Construction of theo-RNAi switches

To further expand on this issue and to more precisely control the expression of TINCR, we set out to construct the theo-RNAi switches targeting TINCR based on the engineering principles of synthetic biology. The theo-RNAi switches can be turned off or turned on through binding of theophylline.

The first and foremost, we constructed the theo-dependent RNAi-OFF switch that transcribed a pre- artificial miRNA in which the RNA aptamer for theophylline was inserted into the loop region of the pre- miRNA scaffold. The stem region of this scaffold was the sequence that encoded mature artificial miRNA targeting TINCR. The design for fusing RNA aptamer was inspired by the observations that some ligand regulators can selectively recognize the terminal loops of miRNA precursors, prevent the cleavage processes from Microprocessor complex and inhibit the generation of mature miRNA sequence2728. So in the RNAi-OFF switch, the RNAi inhibition and TINCR derepression would be induced by the addition of theophylline (Fig. 3A).

Figure 3

Design and characterization of theophylline controllable RNAi-based genetic switches.

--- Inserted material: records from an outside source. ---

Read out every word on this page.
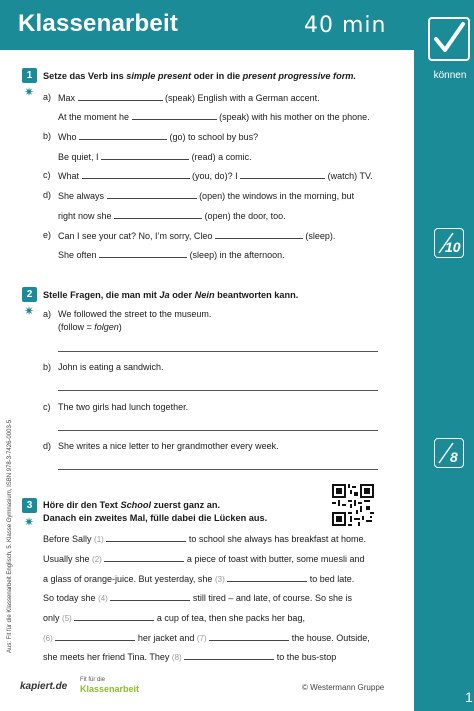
Klassenarbeit	40 min
können
10
8
1
1
✷
Setze das Verb ins simple present oder in die present progressive form.
a) Max	(speak) English with a German accent.
At the moment he	(speak) with his mother on the phone.
b) Who	(go) to school by bus?
Be quiet, I	(read) a comic.
c) What	(you, do)? I	(watch) TV.
d) She always	(open) the windows in the morning, but
right now she	(open) the door, too.
e) Can I see your cat? No, I’m sorry, Cleo	(sleep).
She often	(sleep) in the afternoon.
2
✷
Stelle Fragen, die man mit Ja oder Nein beantworten kann.
a) We followed the street to the museum.
(follow = folgen)
b) John is eating a sandwich.
c) The two girls had lunch together.
d) She writes a nice letter to her grandmother every week.
3
✷
Höre dir den Text School zuerst ganz an.
Danach ein zweites Mal, fülle dabei die Lücken aus.
Before Sally (1)	to school she always has breakfast at home.
Usually she (2)	a piece of toast with butter, some muesli and
a glass of orange-juice. But yesterday, she (3)	to bed late.
So today she (4)	still tired – and late, of course. So she is
only (5)	a cup of tea, then she packs her bag,
(6)	her jacket and (7)	the house. Outside,
she meets her friend Tina. They (8)	to the bus-stop
kapiert.de
Fit für die
Klassenarbeit	© Westermann Gruppe
Aus: Fit für die Klassenarbeit Englisch, 5. Klasse Gymnasium, ISBN 978-3-7426-0003-5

(A) OFF device: RNAi inhibition by theophylline was obtained when the RNA aptamer for theophylline was incorporated into the loop region of the artificial miRNA. Secondary structures of the RNA transcript, aptamer domain, mature miRNA domain and equations describing separate processes were shown. (B) ON device: The artificial miRNA controlled by theophylline was designed to inhibit the processing of shRNA silencing TINCR. Secondary structures of the pre-miRNA and pre-shRNA, aptamer domain, mature miRNA domain and equations describing separate processes were also shown. s, the normal expression rate of miRNA or shRNA in physiological status. n, inhibitory parameter of RNAi.-miRNA or -shRNA, the degradation rate of miRNA or shRNA in cell. λ, affinity of the miRNA or shRNA target site for the RISC complex. K, lncRNA cleavage rate of bound RISC. [x], the concentration of x.

Then we constructed the theo-dependent RNAi-ON switch by connecting the RNAi-OFF switch and a shRNA targeting TINCR. The mature miRNA was designed to pair with loop region of the shRNA scaffold. This design was also inspired by the stereo-hindrance effect, where the existence of a miRNA binding site in a pre-shRNA region suppressed the processing of the transcript. So in the RNAi-ON switch, the RNAi activation and TINCR repression would be induced by the addition of theophylline (Fig. 3B).

At last, we developed mathematical models to inform the design of two devices to elucidate important parameters. The models indicated the relationships between the theophylline concentration and lncRNA knockdown efficiency using a series of differential equations describing the each process. The model predicted that increasing the input concentration would lead to substantial increases in the change in target gene expression, and that the relationship was nonlinear and saturable, which were the key features of many biological phenomena.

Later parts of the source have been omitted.